In the derivation of showing that a certain condition is sufficient and necessary, of which the context is given at the end, I couldn't rigorously resolve an intermediate step of technical nature.
Given three non-negative numbers $a$, $b$ and $c$ which satisfy $a\gg$ $\frac{1}{\frac{1}{b}+\frac{1}{c}}$, are we justified to put $a \gg b$ so that we have $$ \frac{1}{\frac{1}{b}+\frac{1}{a}} \approx b\quad ? $$
I'm tempted to just follow the line of \begin{align} \frac{1}{\frac{1}{b}+\frac{1}{a}} &= \frac{1}{\frac{1}{b}+ (\frac{1}{c} - \frac{1}{c}) + \frac{1}{a}} \\ &=\frac{1}{(\frac{1}{b}+ \frac{1}{c} + \frac{1}{a}) - \frac{1}{c}} \\ &\approx \frac{1}{(\frac{1}{b}+ \frac{1}{c}) - \frac{1}{c}} \\ &= b\ . \end{align}
I don't find this reasoning very convincing, since we don't seem to make a judgement on a possible differing order of magnitude between $b$ and $c$ and its resulting effect.
I've tried considering the following to shed some light.
Set $a = 10^{x}, b=10^y, c = 10^{z}$ and require $a \gg \frac{1}{\frac{1}{b} + \frac{1}{c}}$.
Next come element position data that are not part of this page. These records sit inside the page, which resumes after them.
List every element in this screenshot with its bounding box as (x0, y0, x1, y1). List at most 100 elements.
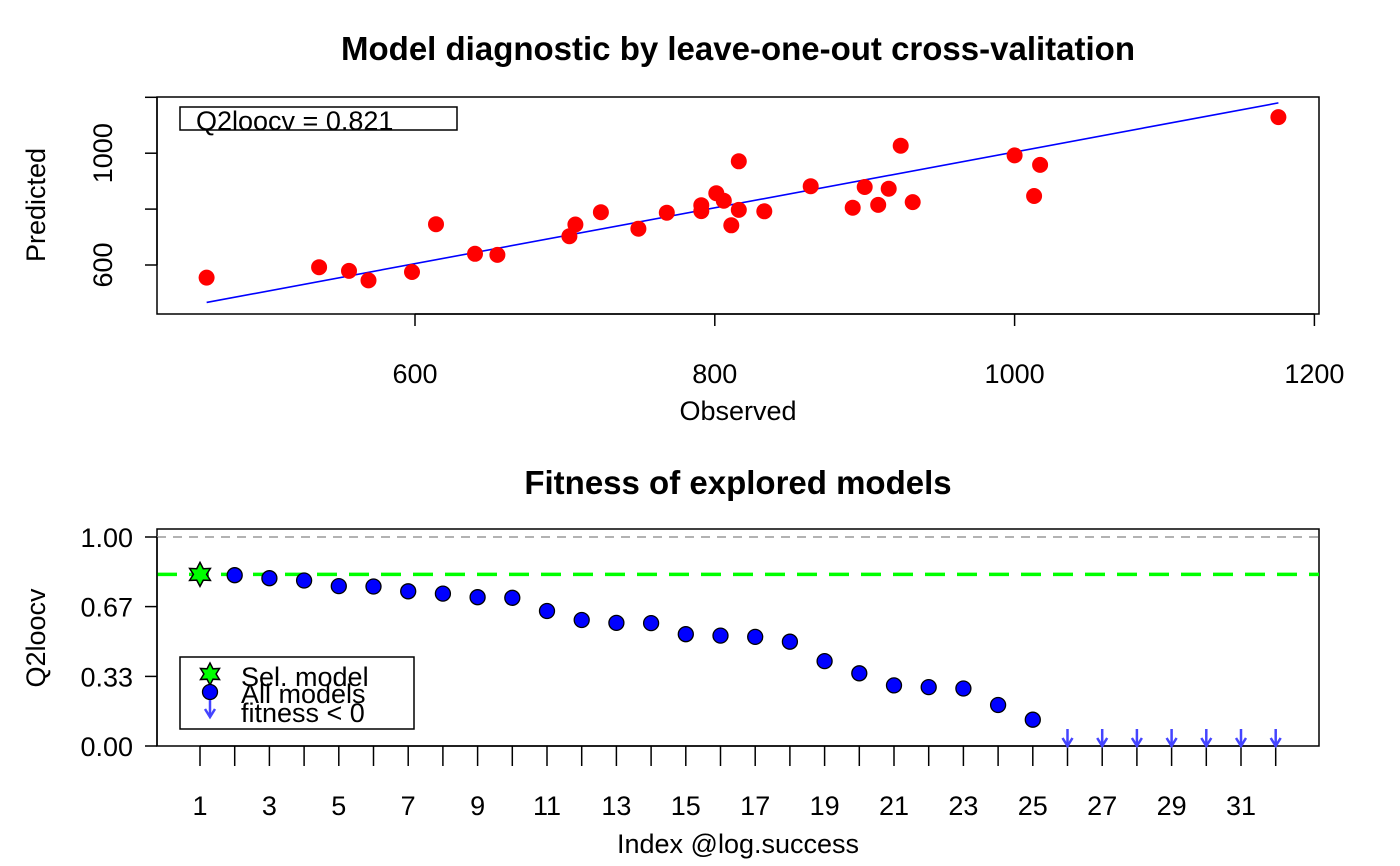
observation-point (658, 204, 675, 221)
panel-loocv: Model diagnostic by leave-one-out cross-… (21, 30, 1344, 426)
model-point (955, 680, 972, 697)
x-tick-label: 5 (331, 791, 346, 821)
observation-point (360, 272, 377, 289)
model-point (1024, 711, 1041, 728)
model-point (226, 567, 243, 584)
observation-point (467, 245, 483, 262)
panel1-x-axis: 600 800 1000 1200 (392, 313, 1344, 389)
model-point (365, 578, 382, 595)
model-point (504, 589, 521, 606)
x-tick-label: 7 (401, 791, 416, 821)
observation-point (1026, 188, 1043, 204)
negative-fitness-arrow (1130, 729, 1143, 749)
legend-arrow-glyph (203, 700, 217, 720)
negative-fitness-arrow (1234, 729, 1248, 749)
panel1-annotation-box: Q2loocv = 0.821 (179, 106, 458, 136)
x-tick-label: 1200 (1284, 359, 1344, 389)
panel1-title: Model diagnostic by leave-one-out cross-… (341, 30, 1135, 67)
observation-point (1006, 147, 1023, 164)
panel2-y-axis: 0.00 0.33 0.67 1.00 (80, 523, 158, 762)
observation-point (880, 180, 897, 197)
x-tick-label: 3 (262, 791, 277, 821)
x-tick-label: 15 (671, 791, 701, 821)
x-tick-label: 31 (1226, 791, 1256, 821)
x-tick-label: 23 (948, 791, 978, 821)
observation-point (1032, 156, 1049, 173)
observation-point (341, 262, 357, 279)
x-tick-label: 19 (810, 791, 840, 821)
legend-label-selected: Sel. model (241, 662, 369, 692)
observation-point (892, 137, 909, 154)
model-point (261, 570, 278, 587)
x-tick-label: 17 (740, 791, 770, 821)
panel1-points (198, 109, 1287, 289)
observation-point (844, 199, 861, 216)
x-tick-label: 11 (533, 791, 561, 821)
q2loocv-annotation: Q2loocv = 0.821 (196, 106, 393, 136)
observation-point (856, 179, 873, 195)
observation-point (489, 246, 506, 263)
x-tick-label: 600 (392, 359, 437, 389)
model-point (712, 627, 729, 644)
x-tick-label: 13 (601, 791, 631, 821)
observation-point (428, 216, 444, 233)
model-point (677, 626, 694, 643)
model-point (642, 614, 660, 632)
panel1-x-label: Observed (679, 396, 796, 426)
model-point (434, 585, 452, 602)
selected-model-star (188, 560, 212, 589)
panel2-x-label: Index @log.success (617, 829, 859, 859)
x-tick-label: 1000 (985, 359, 1045, 389)
observation-point (802, 178, 819, 195)
observation-point (404, 264, 420, 280)
observation-point (592, 204, 609, 221)
model-point (608, 614, 625, 632)
observation-point (904, 194, 921, 211)
model-point (330, 577, 347, 595)
x-tick-label: 21 (879, 791, 909, 821)
y-tick-label: 1.00 (80, 523, 133, 553)
negative-fitness-markers (1061, 729, 1282, 749)
model-point (747, 628, 764, 646)
y-tick-label: 1000 (88, 123, 118, 183)
model-point (851, 665, 868, 682)
legend-dot-icon (201, 683, 219, 701)
observation-point (730, 153, 747, 170)
panel1-y-label: Predicted (21, 148, 51, 262)
x-tick-label: 27 (1087, 791, 1117, 821)
negative-fitness-arrow (1096, 729, 1109, 749)
legend-label-negative: fitness < 0 (241, 698, 365, 728)
legend-arrow-icon (203, 700, 217, 720)
panel2-legend: Sel. model All models fitness < 0 (179, 656, 415, 730)
model-point (781, 633, 799, 650)
regression-line (206, 102, 1279, 304)
observation-point (730, 201, 747, 218)
model-point (400, 583, 417, 600)
observation-point (567, 216, 584, 233)
panel-fitness: Fitness of explored models 1 3 5 7 9 11 13 15 17… (21, 464, 1320, 859)
panel1-y-axis: 600 1000 (88, 96, 158, 288)
panel2-points (226, 567, 1041, 728)
negative-fitness-arrow (1200, 729, 1213, 749)
x-tick-label: 800 (692, 359, 737, 389)
observation-point (311, 259, 328, 276)
observation-point (723, 217, 740, 234)
observation-point (630, 220, 647, 237)
observation-point (198, 269, 215, 286)
model-point (295, 572, 313, 589)
y-tick-label: 600 (88, 242, 118, 287)
y-tick-label: 0.00 (80, 732, 133, 762)
x-tick-label: 25 (1018, 791, 1048, 821)
negative-fitness-arrow (1165, 729, 1178, 749)
observation-point (715, 192, 732, 209)
observation-point (870, 196, 887, 213)
y-tick-label: 0.67 (80, 593, 133, 623)
model-point (538, 602, 556, 620)
model-point (885, 677, 903, 694)
model-point (989, 696, 1007, 714)
panel2-y-label: Q2loocv (21, 588, 51, 688)
annotation-frame (179, 106, 458, 131)
panel2-x-axis: 1 3 5 7 9 11 13 15 17 19 21 23 25 27 29 31 (192, 745, 1277, 821)
legend-label-all: All models (241, 679, 366, 709)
Taking the base 10 logarithm of both sides,
$$x \gg y+z-\log(b+c)\ .$$
Which doesn't clarify much.
Context. [All following quantities are, indeed, functions of frequency $\omega$. For readability, we omit explicitly denoting this dependence $f = f(\omega).]$
We consider the system of a coupled low-pass filter circuit.
Two low-pass filters are said to not load eachother if the input impedance $Z_{in,2}$ of the second one is much greater than the output impedance $Z_{out,1}$ of the first one.
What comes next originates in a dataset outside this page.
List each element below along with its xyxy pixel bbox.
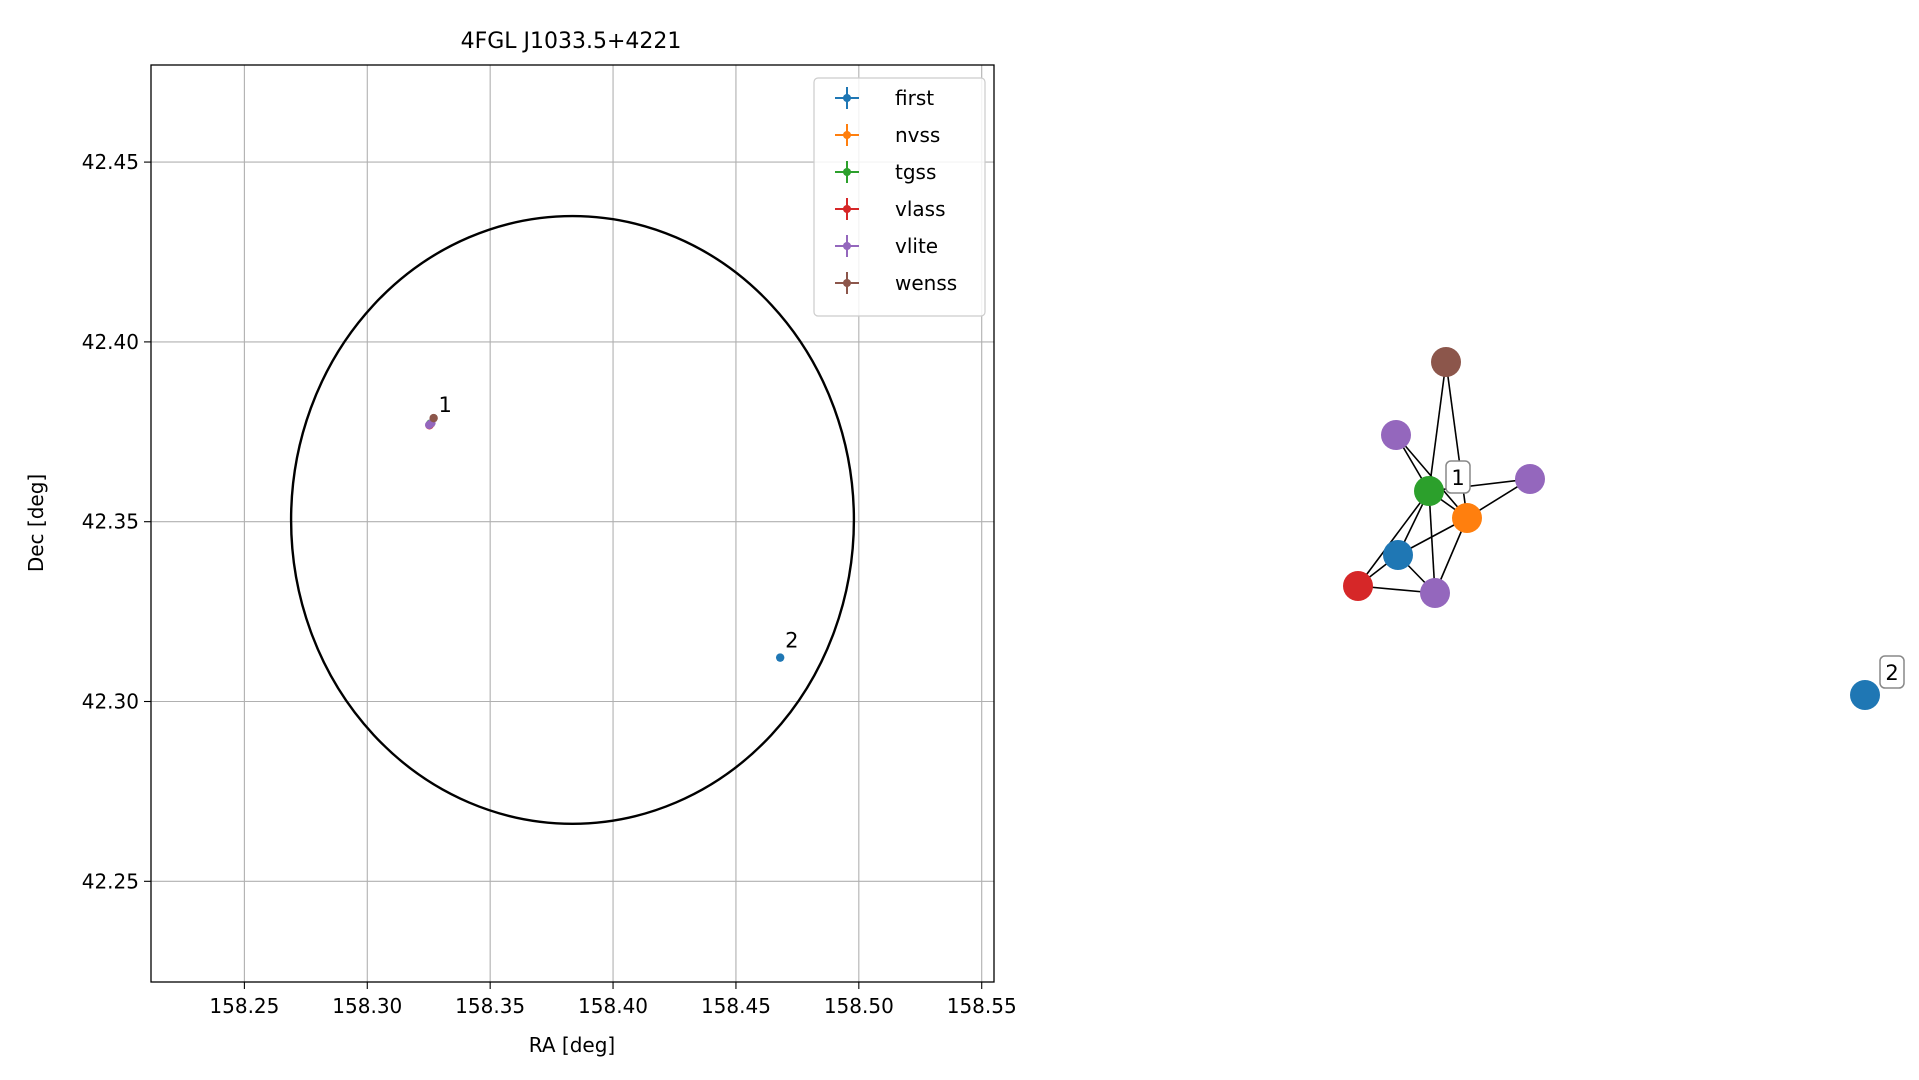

If this is the case, we can approximate the system transfer function $H$ as the product of the respective transfer functions of the individual filters $H \approx H_1 \cdot H_2$.
It can be shown that the system transfer function is given by $$ H = \bigg( 1 - \frac{Z_{R_1}}{Z_{R_1} +\frac{1}{ \frac{1}{Z_{C_1}} + \frac{1}{Z_{R_2} + Z_{C_2}} } } \bigg) \cdot \frac{Z_{C_2}}{Z_{R_2} + Z_{C_2}}\ . $$ Similarly, we have $$ H_1 = \frac{Z_{C_1}}{Z_{C_1}+Z_{R_1}}\quad \text{ and }\quad H_2 = \frac{Z_{C_2}}{Z_{C_2} + Z_{R_2}} \ . $$
Now, $$Z_{in,2} \equiv Z_{C_2} + Z_{R_2} \gg \frac{1}{\frac{1}{Z_{R_1}} + \frac{1}{Z_{C_1}} } \equiv Z_{out,1}$$ seems to be a necessary and sufficient condition to justify $H \approx H_1 \cdot H_2$ .
In my opinion, the fact that $x \gg y+z-\log(b+c),$ where $a = 10^x,$ $b=10^y,$ and $c = 10^z,$ clarifies the problem almost completely.
We need only consider an example such as $y=100,$ $z=-100,$ where $\log(b+c) \approx \log(b) = y,$ to see that in this case $$y+z-\log(b+c) \approx z,$$ and therefore in this case the fact that $a\gg1/\left(\frac{1}{b}+\frac{1}{c}\right)$ has told us only that $a \gg c$ and has told us nothing about the relative sizes of $a$ and $b.$ We could have either $x = 0$ or $x = 200$ and all of the formulas above would still be true.
When I write that this "clarifies" the problem, by the way, I mean that this formula shows that the method of proof you are attempting does not work.